The war itself transformed Germany. The Schlieffen Plan, as modified by Moltke the Younger, failed at the First Battle of the Marne (September 1914), and the war of movement congealed into the attrition that Germany, facing a coalition with greater combined resources and cut off from the sea by the British blockade, was least equipped to win. On the home front the blockade produced years of severe shortage, culminating in the "Turnip Winter" of 1916–17, and sustained malnutrition contributed to several hundred thousand excess civilian deaths. From August 1916 Paul von Hindenburg and Erich Ludendorff, as the Third Supreme Command, exercised what historians term a "silent dictatorship", dictating not only military strategy but increasingly economic and political policy.

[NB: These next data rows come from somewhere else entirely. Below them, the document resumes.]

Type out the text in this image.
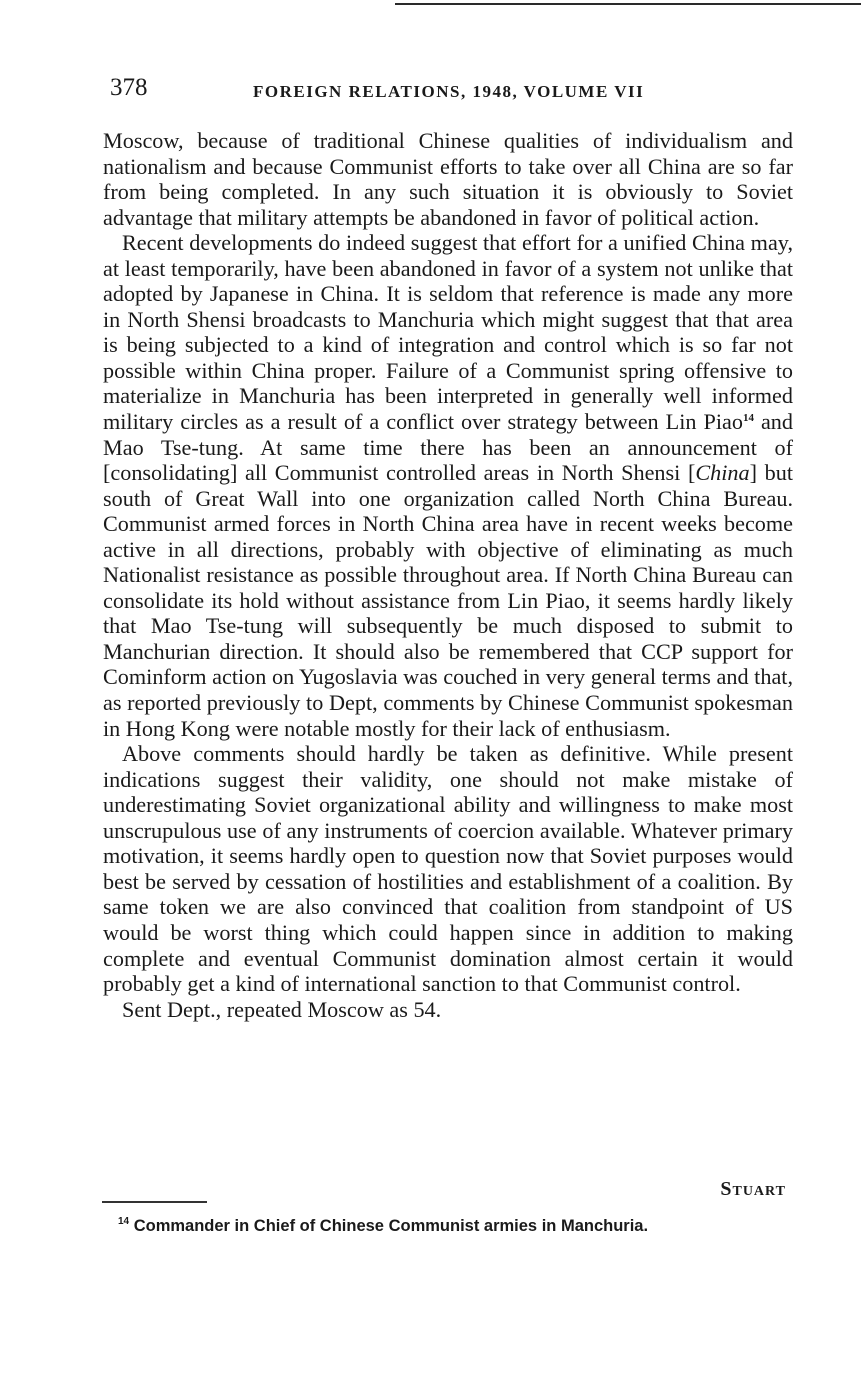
378	FOREIGN RELATIONS, 1948, VOLUME VII

Moscow, because of traditional Chinese qualities of individualism and nationalism and because Communist efforts to take over all China are so far from being completed. In any such situation it is obviously to Soviet advantage that military attempts be abandoned in favor of political action.

Recent developments do indeed suggest that effort for a unified China may, at least temporarily, have been abandoned in favor of a system not unlike that adopted by Japanese in China. It is seldom that reference is made any more in North Shensi broadcasts to Manchuria which might suggest that that area is being subjected to a kind of integration and control which is so far not possible within China proper. Failure of a Communist spring offensive to materialize in Manchuria has been interpreted in generally well informed military circles as a result of a conflict over strategy between Lin Piao$^{14}$ and Mao Tse-tung. At same time there has been an announcement of [consolidating] all Communist controlled areas in North Shensi [China] but south of Great Wall into one organization called North China Bureau. Communist armed forces in North China area have in recent weeks become active in all directions, probably with objective of eliminating as much Nationalist resistance as possible throughout area. If North China Bureau can consolidate its hold without assistance from Lin Piao, it seems hardly likely that Mao Tse-tung will subsequently be much disposed to submit to Manchurian direction. It should also be remembered that CCP support for Cominform action on Yugoslavia was couched in very general terms and that, as reported previously to Dept, comments by Chinese Communist spokesman in Hong Kong were notable mostly for their lack of enthusiasm.

Above comments should hardly be taken as definitive. While present indications suggest their validity, one should not make mistake of underestimating Soviet organizational ability and willingness to make most unscrupulous use of any instruments of coercion available. Whatever primary motivation, it seems hardly open to question now that Soviet purposes would best be served by cessation of hostilities and establishment of a coalition. By same token we are also convinced that coalition from standpoint of US would be worst thing which could happen since in addition to making complete and eventual Communist domination almost certain it would probably get a kind of international sanction to that Communist control.

Sent Dept., repeated Moscow as 54.

Stuart
$^{14}$ Commander in Chief of Chinese Communist armies in Manchuria.
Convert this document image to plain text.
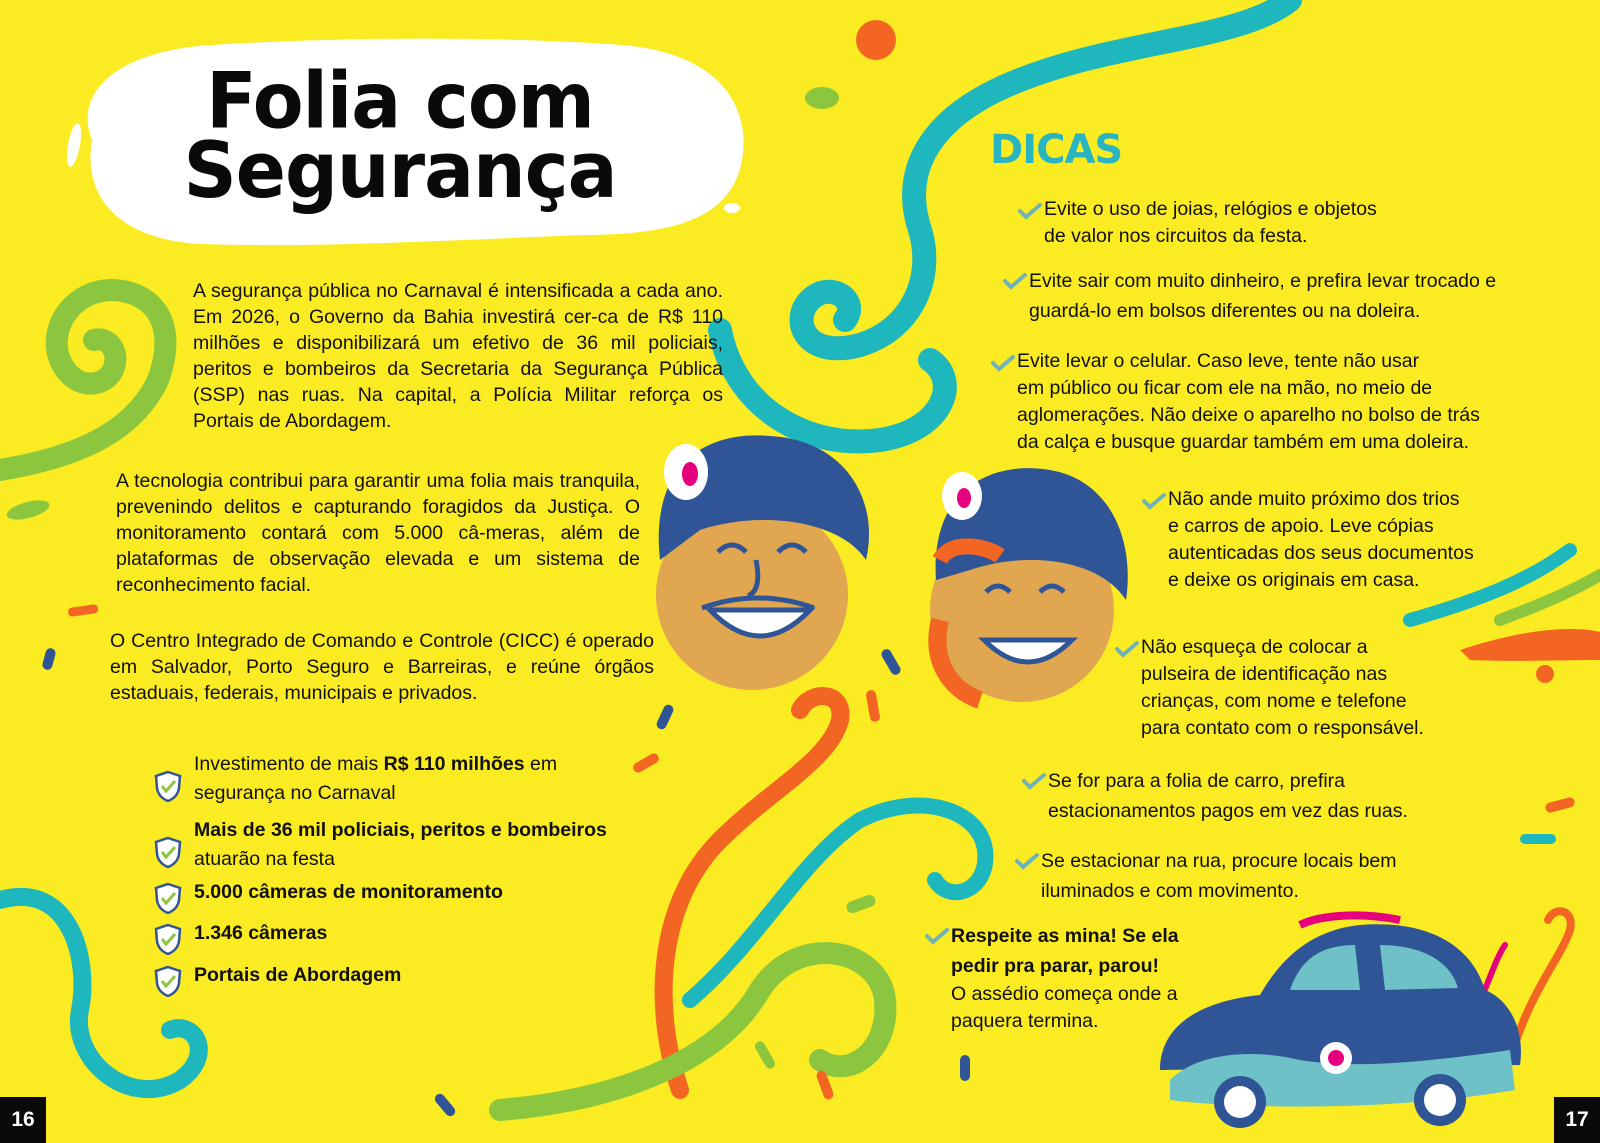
Folia com
Segurança

A segurança pública no Carnaval é intensificada a cada ano. Em 2026, o Governo da Bahia investirá cer-ca de R$ 110 milhões e disponibilizará um efetivo de 36 mil policiais, peritos e bombeiros da Secretaria da Segurança Pública (SSP) nas ruas. Na capital, a Polícia Militar reforça os Portais de Abordagem.

A tecnologia contribui para garantir uma folia mais tranquila, prevenindo delitos e capturando foragidos da Justiça. O monitoramento contará com 5.000 câ-meras, além de plataformas de observação elevada e um sistema de reconhecimento facial.

O Centro Integrado de Comando e Controle (CICC) é operado em Salvador, Porto Seguro e Barreiras, e reúne órgãos estaduais, federais, municipais e privados.

Investimento de mais R$ 110 milhões em segurança no Carnaval
Mais de 36 mil policiais, peritos e bombeiros atuarão na festa
5.000 câmeras de monitoramento
1.346 câmeras
Portais de Abordagem
DICAS
Evite o uso de joias, relógios e objetos
de valor nos circuitos da festa.
Evite sair com muito dinheiro, e prefira levar trocado e
guardá-lo em bolsos diferentes ou na doleira.
Evite levar o celular. Caso leve, tente não usar
em público ou ficar com ele na mão, no meio de
aglomerações. Não deixe o aparelho no bolso de trás
da calça e busque guardar também em uma doleira.
Não ande muito próximo dos trios
e carros de apoio. Leve cópias
autenticadas dos seus documentos
e deixe os originais em casa.
Não esqueça de colocar a
pulseira de identificação nas
crianças, com nome e telefone
para contato com o responsável.
Se for para a folia de carro, prefira
estacionamentos pagos em vez das ruas.
Se estacionar na rua, procure locais bem
iluminados e com movimento.
Respeite as mina! Se ela
pedir pra parar, parou!
O assédio começa onde a paquera termina.
16	17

They engineered the dismissal of Bethmann Hollweg in July 1917, overrode the Reichstag's Peace Resolution of the same month, and forced through unrestricted submarine warfare, which helped bring the United States into the war. For the breadth theme of the changing nature of government, the silent dictatorship is decisive: the wartime capture of the state by unelected soldiers was the logical endpoint of a constitution that had never resolved civilian control of the military — a charge laid in 1871 and detonated by the strains of total war.